Washington, DC, is well ahead of most jurisdictions, and the boom in restaurant-based sports betting could still be years out. A lot of states, like Ohio, only recently legalized sports betting,

 and is still working out the kinks to allow it at restaurants. In Massachusetts, lawmakers are working on a legalization bill, and restaurants in the state are trying to get in on the ground floor of the process rather than being considered as an afterthought. 

A Sportsbook in Every Pocket 

In the meantime, some restaurants are moving ahead with novel approaches to embracing sports betting, despite the lack of state laws allowing the practice. In Philadelphia, for example, at least two restaurant projects are in the works that aim to split the difference. While they won't allow betting onsite, they will facilitate and encourage mobile betting at their locations. 

One of those projects is from the notorious sports-blog-turned-sports-betting-empire Barstool Sports, which is backed by Penn National Gaming.

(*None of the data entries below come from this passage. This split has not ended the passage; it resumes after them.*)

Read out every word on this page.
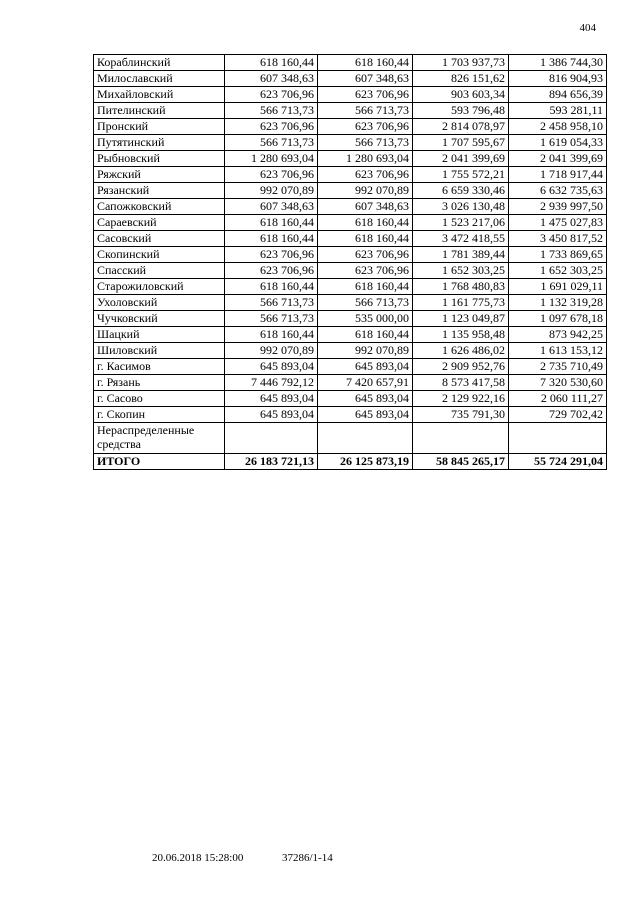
404
Кораблинский	618 160,44	618 160,44	1 703 937,73	1 386 744,30
Милославский	607 348,63	607 348,63	826 151,62	816 904,93
Михайловский	623 706,96	623 706,96	903 603,34	894 656,39
Пителинский	566 713,73	566 713,73	593 796,48	593 281,11
Пронский	623 706,96	623 706,96	2 814 078,97	2 458 958,10
Путятинский	566 713,73	566 713,73	1 707 595,67	1 619 054,33
Рыбновский	1 280 693,04	1 280 693,04	2 041 399,69	2 041 399,69
Ряжский	623 706,96	623 706,96	1 755 572,21	1 718 917,44
Рязанский	992 070,89	992 070,89	6 659 330,46	6 632 735,63
Сапожковский	607 348,63	607 348,63	3 026 130,48	2 939 997,50
Сараевский	618 160,44	618 160,44	1 523 217,06	1 475 027,83
Сасовский	618 160,44	618 160,44	3 472 418,55	3 450 817,52
Скопинский	623 706,96	623 706,96	1 781 389,44	1 733 869,65
Спасский	623 706,96	623 706,96	1 652 303,25	1 652 303,25
Старожиловский	618 160,44	618 160,44	1 768 480,83	1 691 029,11
Ухоловский	566 713,73	566 713,73	1 161 775,73	1 132 319,28
Чучковский	566 713,73	535 000,00	1 123 049,87	1 097 678,18
Шацкий	618 160,44	618 160,44	1 135 958,48	873 942,25
Шиловский	992 070,89	992 070,89	1 626 486,02	1 613 153,12
г. Касимов	645 893,04	645 893,04	2 909 952,76	2 735 710,49
г. Рязань	7 446 792,12	7 420 657,91	8 573 417,58	7 320 530,60
г. Сасово	645 893,04	645 893,04	2 129 922,16	2 060 111,27
г. Скопин	645 893,04	645 893,04	735 791,30	729 702,42
Нераспределенные средства				
ИТОГО	26 183 721,13	26 125 873,19	58 845 265,17	55 724 291,04
20.06.2018 15:28:00	37286/1-14
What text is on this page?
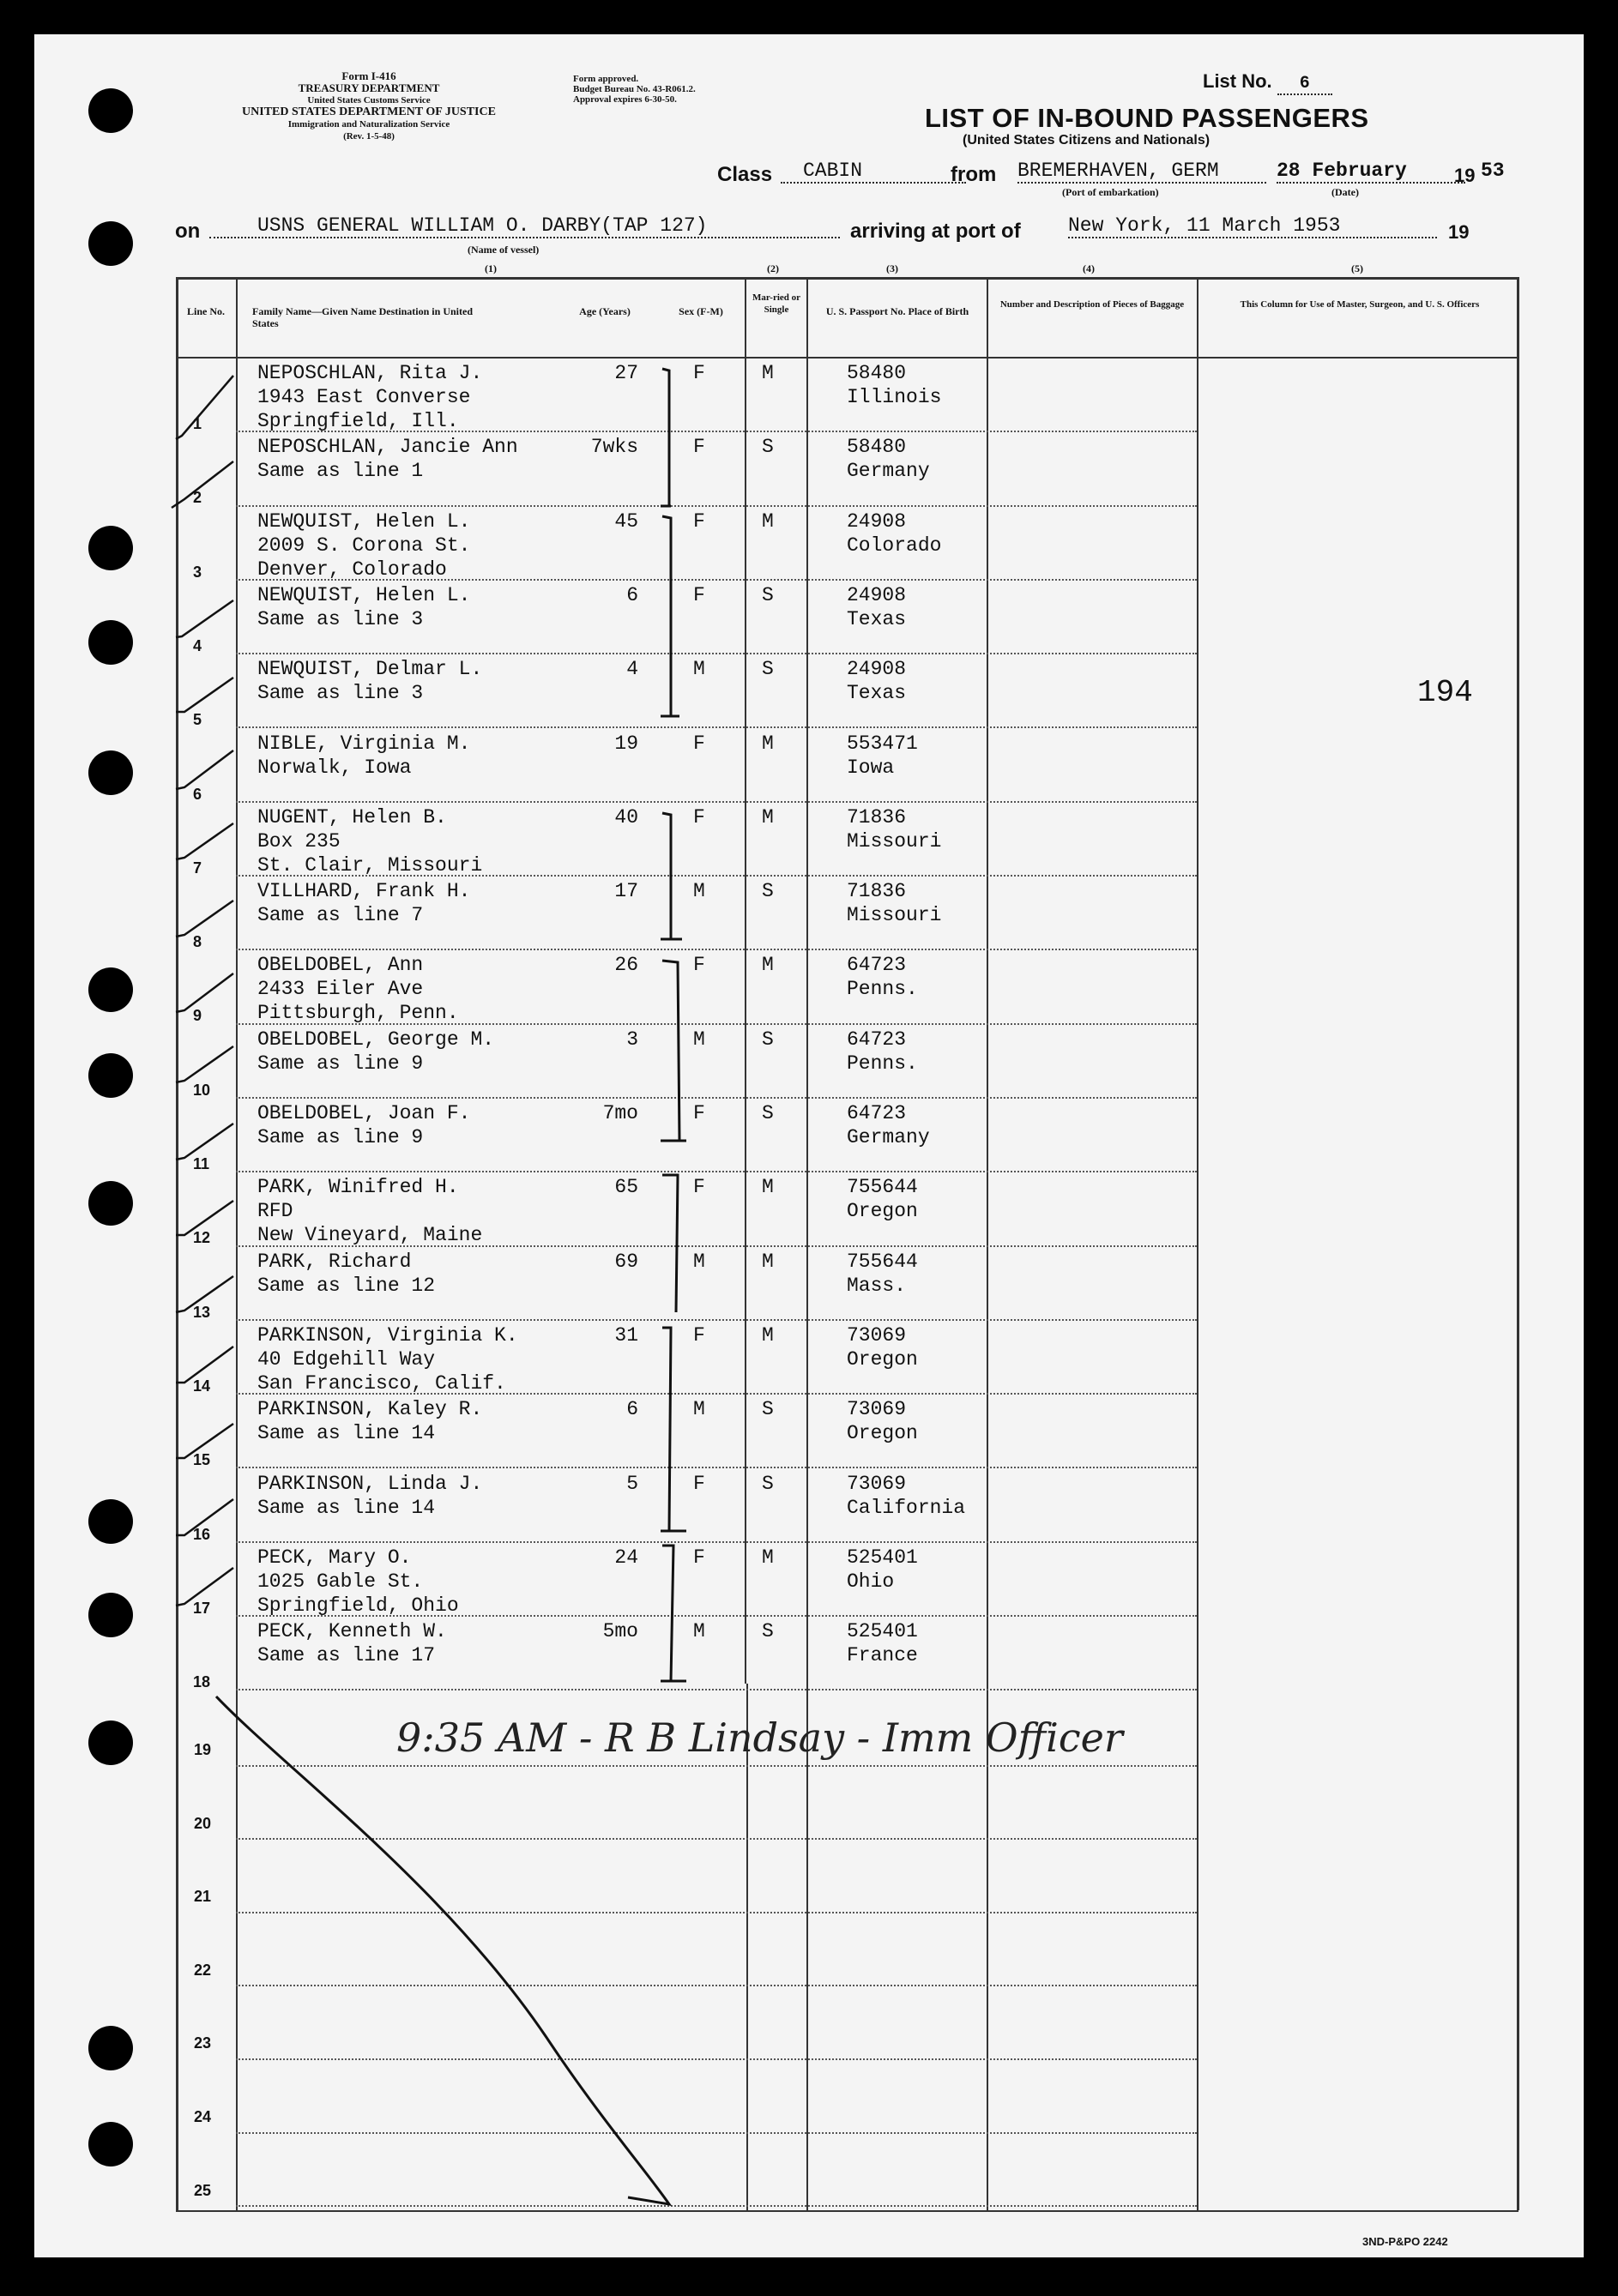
Form I-416
TREASURY DEPARTMENT
United States Customs Service
UNITED STATES DEPARTMENT OF JUSTICE
Immigration and Naturalization Service
(Rev. 1-5-48)
Form approved.
Budget Bureau No. 43-R061.2.
Approval expires 6-30-50.
List No. 6
LIST OF IN-BOUND PASSENGERS
(United States Citizens and Nationals)
Class	CABIN	from BREMERHAVEN, GERM
(Port of embarkation)
28 February	19 53
(Date)
on	USNS GENERAL WILLIAM O. DARBY(TAP 127)
(Name of vessel)
arriving at port of New York, 11 March 1953	19
(1)	(2)	(3)	(4)	(5)
Line No.	Family Name—Given Name Destination in United States
Age (Years)	Sex (F-M)
Mar-ried or Single	U. S. Passport No. Place of Birth
Number and Description of Pieces of Baggage	This Column for Use of Master, Surgeon, and U. S. Officers
1
NEPOSCHLAN, Rita J.
1943 East Converse
Springfield, Ill.
27	F	M	58480
Illinois
2
NEPOSCHLAN, Jancie Ann
Same as line 1
7wks	F	S	58480
Germany
3
NEWQUIST, Helen L.
2009 S. Corona St.
Denver, Colorado
45	F	M	24908
Colorado
4
NEWQUIST, Helen L.
Same as line 3
6	F	S	24908
Texas
5
NEWQUIST, Delmar L.
Same as line 3
4	M	S	24908
Texas
6
NIBLE, Virginia M.
Norwalk, Iowa
19	F	M	553471
Iowa
7
NUGENT, Helen B.
Box 235
St. Clair, Missouri
40	F	M	71836
Missouri
8
VILLHARD, Frank H.
Same as line 7
17	M	S	71836
Missouri
9
OBELDOBEL, Ann
2433 Eiler Ave
Pittsburgh, Penn.
26	F	M	64723
Penns.
10
OBELDOBEL, George M.
Same as line 9
3	M	S	64723
Penns.
11
OBELDOBEL, Joan F.
Same as line 9
7mo	F	S	64723
Germany
12
PARK, Winifred H.
RFD
New Vineyard, Maine
65	F	M	755644
Oregon
13
PARK, Richard
Same as line 12
69	M	M	755644
Mass.
14
PARKINSON, Virginia K.
40 Edgehill Way
San Francisco, Calif.
31	F	M	73069
Oregon
15
PARKINSON, Kaley R.
Same as line 14
6	M	S	73069
Oregon
16
PARKINSON, Linda J.
Same as line 14
5	F	S	73069
California
17
PECK, Mary O.
1025 Gable St.
Springfield, Ohio
24	F	M	525401
Ohio
18
PECK, Kenneth W.
Same as line 17
5mo	M	S	525401
France
19
20
21
22
23
24
25
194
9:35 AM - R B Lindsay - Imm Officer
3ND-P&PO 2242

The company is currently working on opening a bar in Center City Philadelphia that won't have a gaming license but will serve as a gathering place for sports bettors. Barstool has offered few details beyond that basic premise, but the other project in the works in Philly offers a clearer picture of what that could mean. 

Backed by Stephen Starr, one of the city's top restaurateurs, a restaurant called Bankroll is currently in the works that aims to "redefine how sports and other live events are watched." What this means specifically, according to one of its biggest financial backers, is that the restaurant will encourage patrons to bet on their phones while they're on the premises. 

"In the state, anywhere you have a cell phone signal you can place a sports bet," said Paul Martino, general partner at Bullpen Capital, which is backing the project. "If you have a cell phone in your pocket, you have a sportsbook in your pocket, no matter where you go. You could be in your pajamas. You could be at a restaurant in Philadelphia. So what if you built an experience knowing that people are going to do this anyway?"

He explained that Bankroll aims to provide a model for the "next-generation physical venue for live sports entertainment," and that he suspects others will soon copy the idea. He also noted that Bankroll's model avoids the negative backlash that comes with trying to open a casino.

"I think what we're pioneering here with Bankroll is that there is a new way to get involved in sports betting that doesn't bring in a lot of those elements that you'd be worried about with a casino," he said. 

Even if Bankroll wanted to offer full sports betting along the lines of Grand Central, that opportunity was shut down when the local zoning board nixed a plan to bring sports betting to a Chickie’s and Pete’s in South Philadelphia. Apparently, local residents weren't too keen on the idea of people betting their paychecks at a local restaurant. Now, of course, people can bet their paychecks at home in their pajamas — or soon enough, over a burger and some fries.